Evren ve Dünya, Yaşam ve Uygarlık silolarında heyecan dolu üç resim ışık, ses ve koku eşliğinde ziyaretçileri bekliyor.
Evrenin yaklaşık 13, 8 milyar yıl önce Büyük Patlama (Big Bang) olarak bilinen bir olayla oluştuğu düşünülmektedir. Bu olayda, yoğun ve sıcak bir enerji patlaması meydana geldi ve zamanla genişlemeye başladı. Bu genişleme evreni oluşturdu.
Dünyanın ilk yılları çok sıcaktı ve atmosferi zehirliydi. Zamanla, Dünya soğudu ve atmosferi değişti. Yaklaşık 3,5 milyar yıl önce, Dünya'da ilk canlılar ortaya çıktı. Dünya birçok karmaşık dönemden geçti, tamamen kartopu haline geldi, kıtalar birleşti ve parçalandı ve günümüzdeki haline gelirken uzun bir yolculuktan geçti. Bu yolculukta evrenin gelişimi ise hala sürüyor.
Evren ve Dünya silosu Büyük Patlama’dan Günümüz Dünyası’na 16 anlatı ile kullanıcıya merak dolu bir izlence sunuyor.
Canlıların nasıl ortaya çıktığı sorusu, bilim insanlarının uzun süredir üzerinde çalıştığı bir konudur.
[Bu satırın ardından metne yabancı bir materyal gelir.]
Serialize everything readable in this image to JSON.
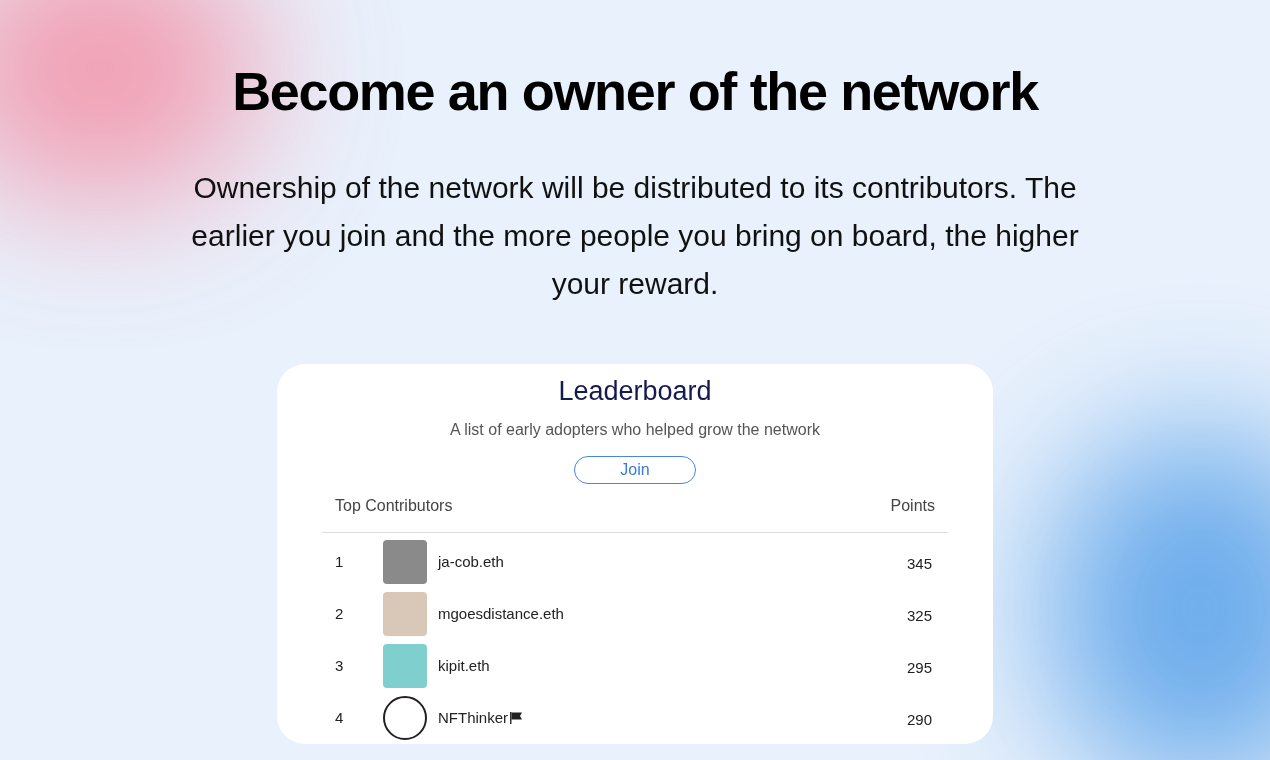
{
  "hero": {
    "title": "Become an owner of the network",
    "text": "Ownership of the network will be distributed to its contributors. The earlier you join and the more people you bring on board, the higher your reward."
  },
  "leaderboard": {
    "title": "Leaderboard",
    "subtitle": "A list of early adopters who helped grow the network",
    "join_button": "Join",
    "columns": [
      "Top Contributors",
      "Points"
    ],
    "rows": [
      {
        "rank": "1",
        "name": "ja-cob.eth",
        "points": "345",
        "flag": false
      },
      {
        "rank": "2",
        "name": "mgoesdistance.eth",
        "points": "325",
        "flag": false
      },
      {
        "rank": "3",
        "name": "kipit.eth",
        "points": "295",
        "flag": false
      },
      {
        "rank": "4",
        "name": "NFThinker",
        "points": "290",
        "flag": true
      }
    ]
  }
}
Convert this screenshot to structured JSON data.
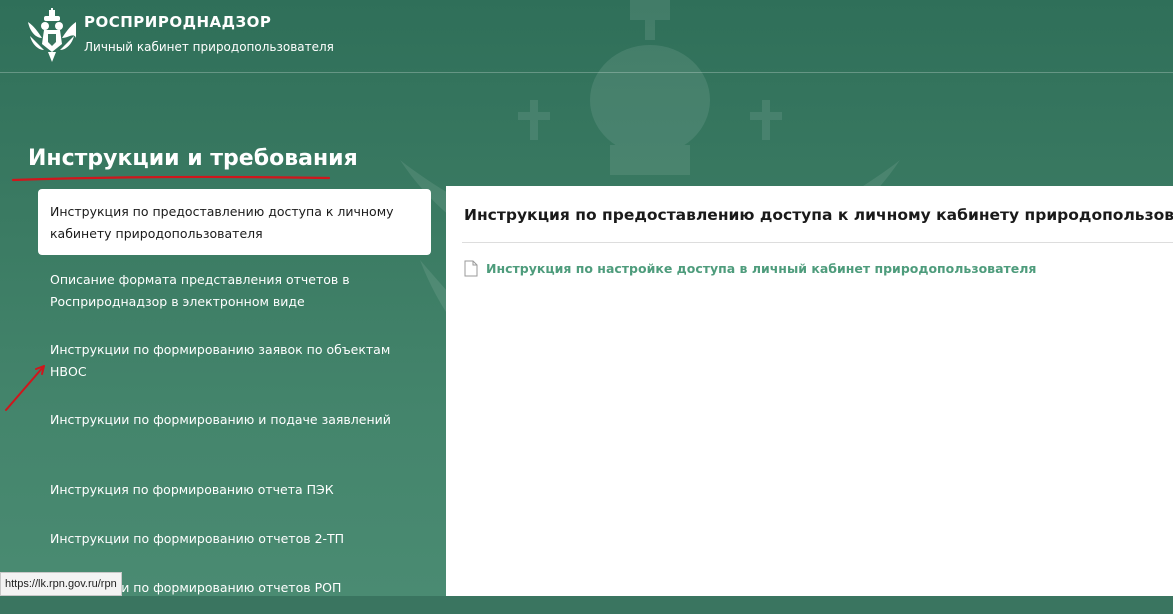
{
  "header": {
    "org_name": "РОСПРИРОДНАДЗОР",
    "org_subtitle": "Личный кабинет природопользователя"
  },
  "page": {
    "section_title": "Инструкции и требования"
  },
  "menu": {
    "items": [
      {
        "label": "Инструкция по предоставлению доступа к личному кабинету природопользователя",
        "active": true
      },
      {
        "label": "Описание формата представления отчетов в Росприроднадзор в электронном виде",
        "active": false
      },
      {
        "label": "Инструкции по формированию заявок по объектам НВОС",
        "active": false
      },
      {
        "label": "Инструкции по формированию и подаче заявлений",
        "active": false
      },
      {
        "label": "Инструкция по формированию отчета ПЭК",
        "active": false
      },
      {
        "label": "Инструкции по формированию отчетов 2-ТП",
        "active": false
      },
      {
        "label": "Инструкции по формированию отчетов РОП",
        "active": false
      }
    ]
  },
  "content": {
    "title": "Инструкция по предоставлению доступа к личному кабинету природопользователя",
    "documents": [
      {
        "label": "Инструкция по настройке доступа в личный кабинет природопользователя",
        "icon": "document-icon"
      }
    ]
  },
  "status_bar": {
    "url": "https://lk.rpn.gov.ru/rpn"
  },
  "colors": {
    "background": "#3a7560",
    "accent_link": "#4e9c7c",
    "annotation_red": "#d0161c"
  }
}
Bu konuda birçok teori bulunmaktadır. En yaygın teorilerden biri, ilk canlıların denizlerde, organik moleküllerden oluştuğudur. Bu moleküller, zamanla bir araya gelerek basit hücreleri oluşturdular. Bu basit hücreler, zamanla daha karmaşık hücrelere ve çok hücreli canlılara dönüştüler.
Canlılar, Dünya'da evrimleşerek çeşitlilik gösterdiler. Günümüzde Dünya'da milyonlarca farklı türde canlı bulunmaktadır.
Yaşam silosu canlıların oluştuğu ilk yıllardan günümüze uzanan bir süreçte yaşamış milyonlarca canlı türünden 300’ün üzerindekini izleyiciye sunuyor.
İlk uygarlıklar yaklaşık 12.000 yıl önce son buz devrinin etkisini yitirmesi ile ortaya çıktı. Tarımın keşfi, avcı-toplayıcı toplulukların yerleşik bir yaşam tarzı benimsemesine ve ilk köylerin kurulmasına yol açtı. Mezopotamya, Mısır, Hindistan ve Çin’in nehir havzalarında ilk uygarlıklar filizlendi.
Akdeniz uygarlıkları, felsefe, demokrasi, hukuk, mimari ve sanat gibi alanlarda insanlığın gelişimine önemli katkılarda bulundu. Hristiyanlığın yükselişi ile Avrupa'da Ortaçağ başladı.
Sanayi Devrimi, modern çağın başlangıcını müjdeledi. Bu dönemde bilim ve teknoloji hızla ilerledi, ulus devletler kuruldu ve dünya küresel bir köy haline geldi. Günümüzde bilgi ve iletişim teknolojilerinin baş döndürücü gelişimi, insanlığın yeni bir uygarlık inşa etmesine imkan veriyor. Bir diğer yandan ise insanoğlu afetler ve iklim değişikliği ile mücadele ediyor ve başka gezegenlerde yaşamın izlerini ve olanaklarını araştırıyor.
Uygarlık silosu, mağara yaşamından başlayan uygarlık anlatısını didaktik olmayan bir kronolojik hikayeyle günümüz dünyasında insanoğlunun yaşadığı afetler ve iklim sorunlarına dek getirerek izleyiciye aktarıyor.